The first study using this approach estimated that up to 4 percent of the genomes of non-African individuals could be said to have chunks of Neanderthal DNA embedded in their genomes. Using the same approach, but using Denisovan instead of Neanderthal SNPs, and comparing them to the genomes of Oceanian people, the researchers later suggested that up to 6 percent of the Oceanian genome is made up of introgressed Denisovan genomic DNA. A further study, using more Southeast Asian, Oceanian, and Australian modern human genomes, claimed to pin down the general location of interbreeding to Southeast Asia. This last inference also suggests that Denisovans occupied a very broad range of habitats, stretching all the way from the frigid Russian steppes to the steamy tropics. Only one other human species—Homo sapiens—has ever occupied such a wide range of habitats.

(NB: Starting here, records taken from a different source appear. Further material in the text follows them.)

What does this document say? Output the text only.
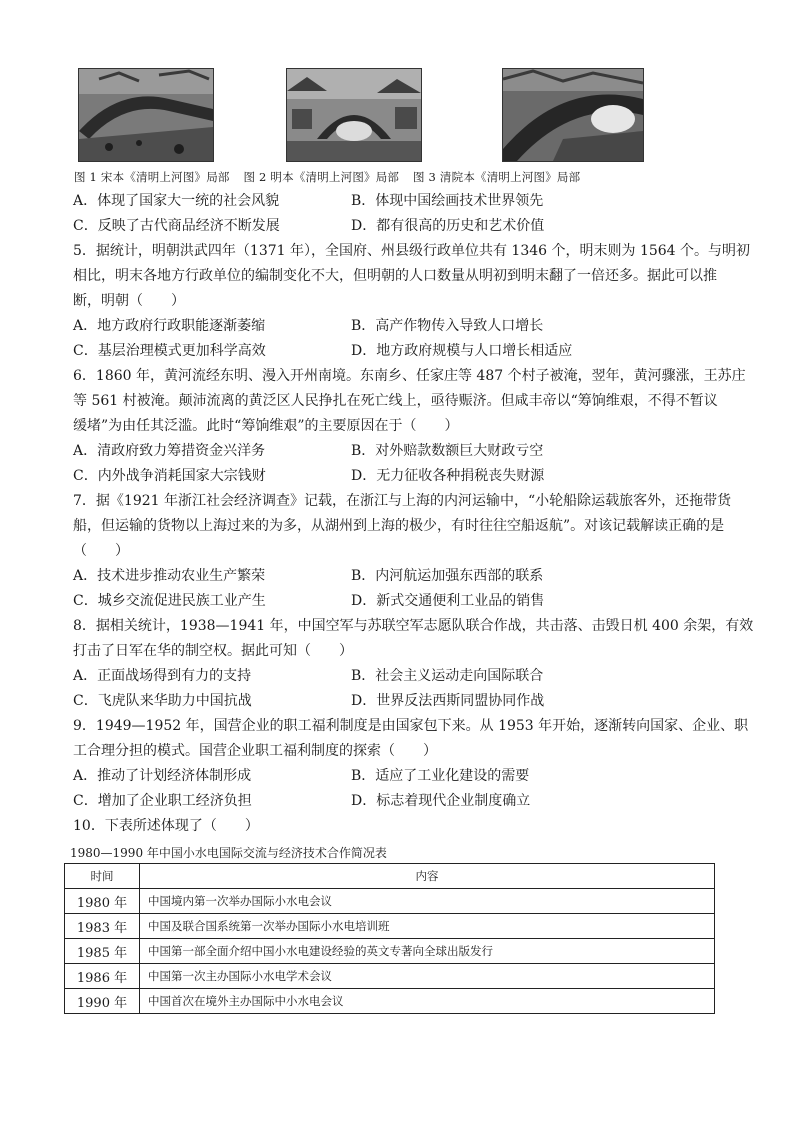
图 1 宋本《清明上河图》局部 图 2 明本《清明上河图》局部 图 3 清院本《清明上河图》局部
A．体现了国家大一统的社会风貌	B．体现中国绘画技术世界领先
C．反映了古代商品经济不断发展	D．都有很高的历史和艺术价值
5．据统计，明朝洪武四年（1371 年），全国府、州县级行政单位共有 1346 个，明末则为 1564 个。与明初
相比，明末各地方行政单位的编制变化不大，但明朝的人口数量从明初到明末翻了一倍还多。据此可以推
断，明朝（　　）
A．地方政府行政职能逐渐萎缩	B．高产作物传入导致人口增长
C．基层治理模式更加科学高效	D．地方政府规模与人口增长相适应
6．1860 年，黄河流经东明、漫入开州南境。东南乡、任家庄等 487 个村子被淹，翌年，黄河骤涨，王苏庄
等 561 村被淹。颠沛流离的黄泛区人民挣扎在死亡线上，亟待赈济。但咸丰帝以“筹饷维艰，不得不暂议
缓堵”为由任其泛滥。此时“筹饷维艰”的主要原因在于（　　）
A．清政府致力筹措资金兴洋务	B．对外赔款数额巨大财政亏空
C．内外战争消耗国家大宗钱财	D．无力征收各种捐税丧失财源
7．据《1921 年浙江社会经济调查》记载，在浙江与上海的内河运输中，“小轮船除运载旅客外，还拖带货
船，但运输的货物以上海过来的为多，从湖州到上海的极少，有时往往空船返航”。对该记载解读正确的是
（　　）
A．技术进步推动农业生产繁荣	B．内河航运加强东西部的联系
C．城乡交流促进民族工业产生	D．新式交通便利工业品的销售
8．据相关统计，1938—1941 年，中国空军与苏联空军志愿队联合作战，共击落、击毁日机 400 余架，有效
打击了日军在华的制空权。据此可知（　　）
A．正面战场得到有力的支持	B．社会主义运动走向国际联合
C．飞虎队来华助力中国抗战	D．世界反法西斯同盟协同作战
9．1949—1952 年，国营企业的职工福利制度是由国家包下来。从 1953 年开始，逐渐转向国家、企业、职
工合理分担的模式。国营企业职工福利制度的探索（　　）
A．推动了计划经济体制形成	B．适应了工业化建设的需要
C．增加了企业职工经济负担	D．标志着现代企业制度确立
10．下表所述体现了（　　）
1980—1990 年中国小水电国际交流与经济技术合作简况表
时间	内容
1980 年	中国境内第一次举办国际小水电会议
1983 年	中国及联合国系统第一次举办国际小水电培训班
1985 年	中国第一部全面介绍中国小水电建设经验的英文专著向全球出版发行
1986 年	中国第一次主办国际小水电学术会议
1990 年	中国首次在境外主办国际中小水电会议
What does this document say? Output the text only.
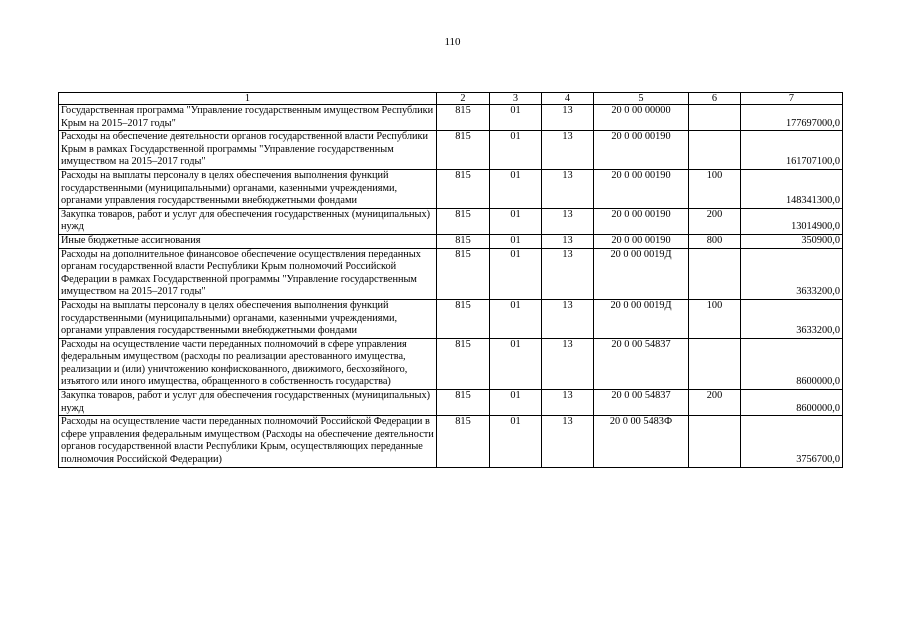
110
1	2	3	4	5	6	7
Государственная программа "Управление государственным имуществом Республики Крым на 2015–2017 годы"	815	01	13	20 0 00 00000		177697000,0
Расходы на обеспечение деятельности органов государственной власти Республики Крым в рамках Государственной программы "Управление государственным имуществом на 2015–2017 годы"	815	01	13	20 0 00 00190		161707100,0
Расходы на выплаты персоналу в целях обеспечения выполнения функций государственными (муниципальными) органами, казенными учреждениями, органами управления государственными внебюджетными фондами	815	01	13	20 0 00 00190	100	148341300,0
Закупка товаров, работ и услуг для обеспечения государственных (муниципальных) нужд	815	01	13	20 0 00 00190	200	13014900,0
Иные бюджетные ассигнования	815	01	13	20 0 00 00190	800	350900,0
Расходы на дополнительное финансовое обеспечение осуществления переданных органам государственной власти Республики Крым полномочий Российской Федерации в рамках Государственной программы "Управление государственным имуществом на 2015–2017 годы"	815	01	13	20 0 00 0019Д		3633200,0
Расходы на выплаты персоналу в целях обеспечения выполнения функций государственными (муниципальными) органами, казенными учреждениями, органами управления государственными внебюджетными фондами	815	01	13	20 0 00 0019Д	100	3633200,0
Расходы на осуществление части переданных полномочий в сфере управления федеральным имуществом (расходы по реализации арестованного имущества, реализации и (или) уничтожению конфискованного, движимого, бесхозяйного, изъятого или иного имущества, обращенного в собственность государства)	815	01	13	20 0 00 54837		8600000,0
Закупка товаров, работ и услуг для обеспечения государственных (муниципальных) нужд	815	01	13	20 0 00 54837	200	8600000,0
Расходы на осуществление части переданных полномочий Российской Федерации в сфере управления федеральным имуществом (Расходы на обеспечение деятельности органов государственной власти Республики Крым, осуществляющих переданные полномочия Российской Федерации)	815	01	13	20 0 00 5483Ф		3756700,0
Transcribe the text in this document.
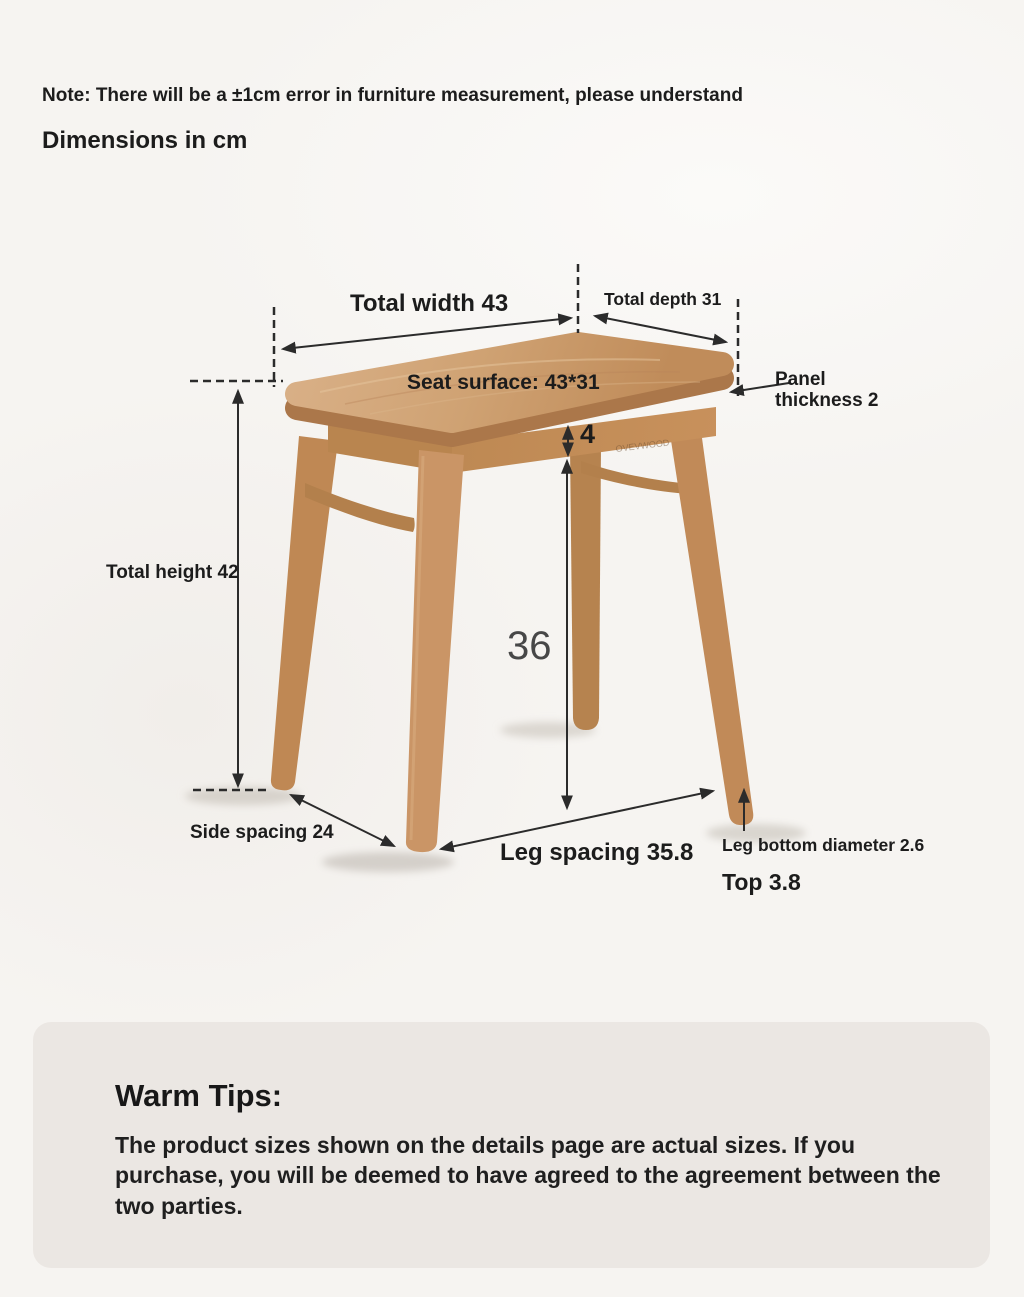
OVEVWOOD
Note: There will be a ±1cm error in furniture measurement, please understand
Dimensions in cm
Total width 43	Total depth 31
Seat surface: 43*31	Panel thickness 2
4
Total height 42
36
Side spacing 24
Leg spacing 35.8 Leg bottom diameter 2.6
Top 3.8
Warm Tips:
The product sizes shown on the details page are actual sizes. If you purchase, you will be deemed to have agreed to the agreement between the two parties.
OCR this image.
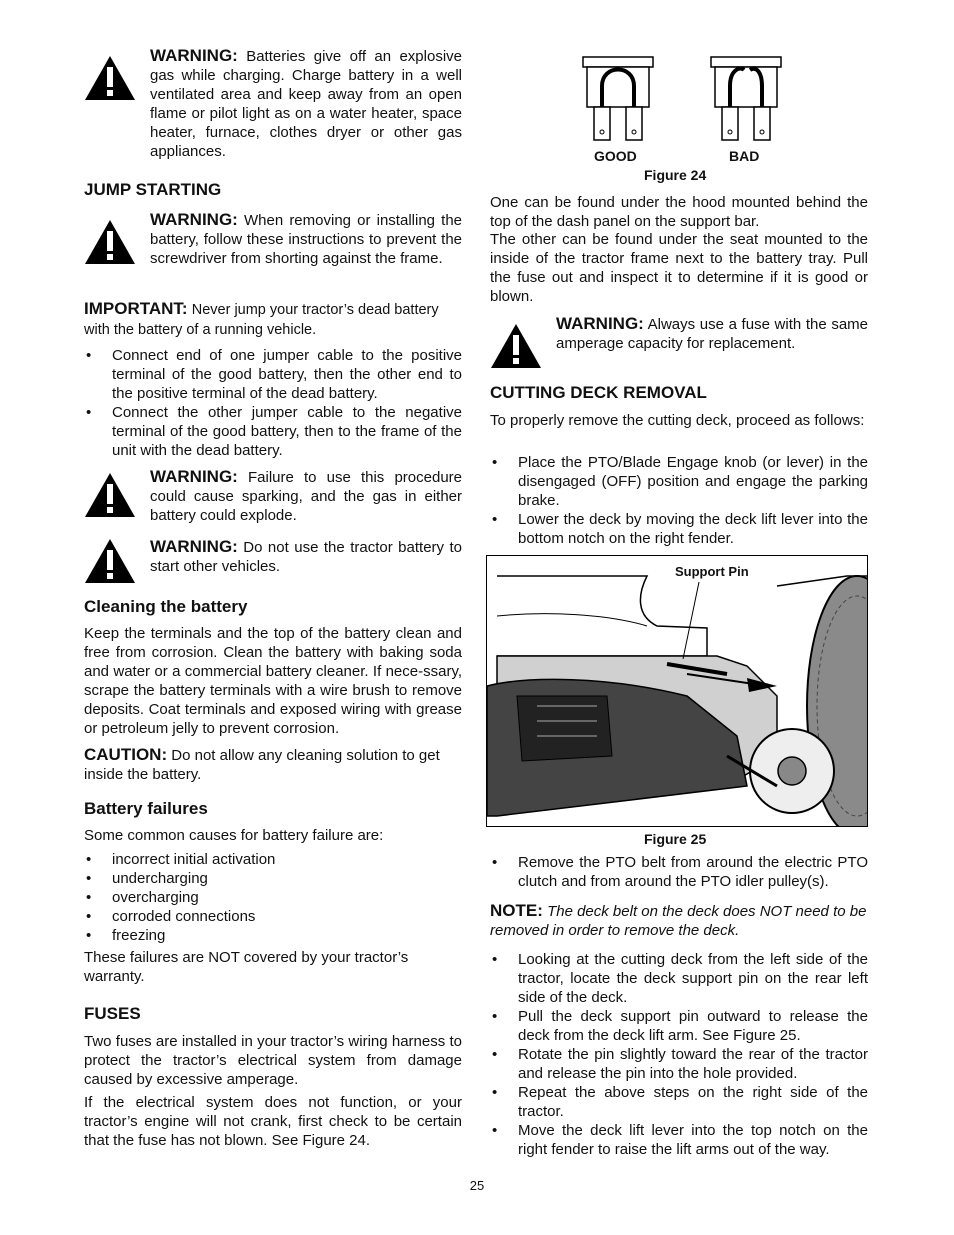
WARNING: Batteries give off an explosive gas while charging. Charge battery in a well ventilated area and keep away from an open flame or pilot light as on a water heater, space heater, furnace, clothes dryer or other gas appliances.
JUMP STARTING
WARNING: When removing or installing the battery, follow these instructions to prevent the screwdriver from shorting against the frame.

IMPORTANT: Never jump your tractor’s dead battery with the battery of a running vehicle.

• Connect end of one jumper cable to the positive terminal of the good battery, then the other end to the positive terminal of the dead battery.
• Connect the other jumper cable to the negative terminal of the good battery, then to the frame of the unit with the dead battery.
WARNING: Failure to use this procedure could cause sparking, and the gas in either battery could explode.
WARNING: Do not use the tractor battery to start other vehicles.
Cleaning the battery

Keep the terminals and the top of the battery clean and free from corrosion. Clean the battery with baking soda and water or a commercial battery cleaner. If nece-ssary, scrape the battery terminals with a wire brush to remove deposits. Coat terminals and exposed wiring with grease or petroleum jelly to prevent corrosion.

CAUTION: Do not allow any cleaning solution to get inside the battery.

Battery failures

Some common causes for battery failure are:

• incorrect initial activation
• undercharging
• overcharging
• corroded connections
• freezing

These failures are NOT covered by your tractor’s warranty.

FUSES

Two fuses are installed in your tractor’s wiring harness to protect the tractor’s electrical system from damage caused by excessive amperage.

If the electrical system does not function, or your tractor’s engine will not crank, first check to be certain that the fuse has not blown. See Figure 24.

GOOD	BAD
Figure 24

One can be found under the hood mounted behind the top of the dash panel on the support bar.

The other can be found under the seat mounted to the inside of the tractor frame next to the battery tray. Pull the fuse out and inspect it to determine if it is good or blown.

WARNING: Always use a fuse with the same amperage capacity for replacement.
CUTTING DECK REMOVAL

To properly remove the cutting deck, proceed as follows:

• Place the PTO/Blade Engage knob (or lever) in the disengaged (OFF) position and engage the parking brake.
• Lower the deck by moving the deck lift lever into the bottom notch on the right fender.
Support Pin
Figure 25
• Remove the PTO belt from around the electric PTO clutch and from around the PTO idler pulley(s).

NOTE: The deck belt on the deck does NOT need to be removed in order to remove the deck.

• Looking at the cutting deck from the left side of the tractor, locate the deck support pin on the rear left side of the deck.
• Pull the deck support pin outward to release the deck from the deck lift arm. See Figure 25.
• Rotate the pin slightly toward the rear of the tractor and release the pin into the hole provided.
• Repeat the above steps on the right side of the tractor.
• Move the deck lift lever into the top notch on the right fender to raise the lift arms out of the way.
25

The controversy over whether biological mixing is the cause of the observed ABBA/BABA patterns is a genuine one, and several studies have challenged the validity of blaming sexual hanky-panky for these patterns. For instance, Anders Eriksson and Andrea Manica have tweaked the population structure models used in ABBA/BABA measures to reach the conclusion that there is no statistical difference between the probabilities of the sorting and interbreeding scenarios. In a similar vein, William Amos (2016) has recently adjusted the assumption that mutation rate needs to be constant to show that slightly altered mutation rates in the derived Homo sapiens populations could produce the divergent ABBA/BABA patterns with respect to Neanderthal comparisons with non-African lineages.
The estimate of the quantity of Neanderthal introgression seems recently to have dwindled to about 2 percent, while the claim that there was no introgression of Neanderthal DNA in African populations has recently run into challenges. In combination with scientists’ capacity to alter the inferences by tweaking the assumptions of the models used, these findings suggest that the dramatic scenario involving hybridization between the morphologically very highly divergent H. neanderthalensis and H. sapiens continues to be a moving target. On the other hand, based on current information, the Denisovan introgression story seems to be on firmer ground.
Still, the story of the Neanderthals, Denisovans, and modern humans does carry a very clear moral. Whatever it was that actually happened, all three lineages evidently maintained their distinctive identities, and they certainly experienced independent evolutionary fates. And whether—or not—members of modern Homo sapiens boast any “Neanderthal genes,” they remain very much themselves, at most only marginally affected by any ancient hanky-panky. This picture contrasts starkly with what we see today. For even though lineages have clearly diverged within our unprecedentedly geographically widespread species, those lineages invariably show an irresistible tendency to reintegrate when they have the opportunity.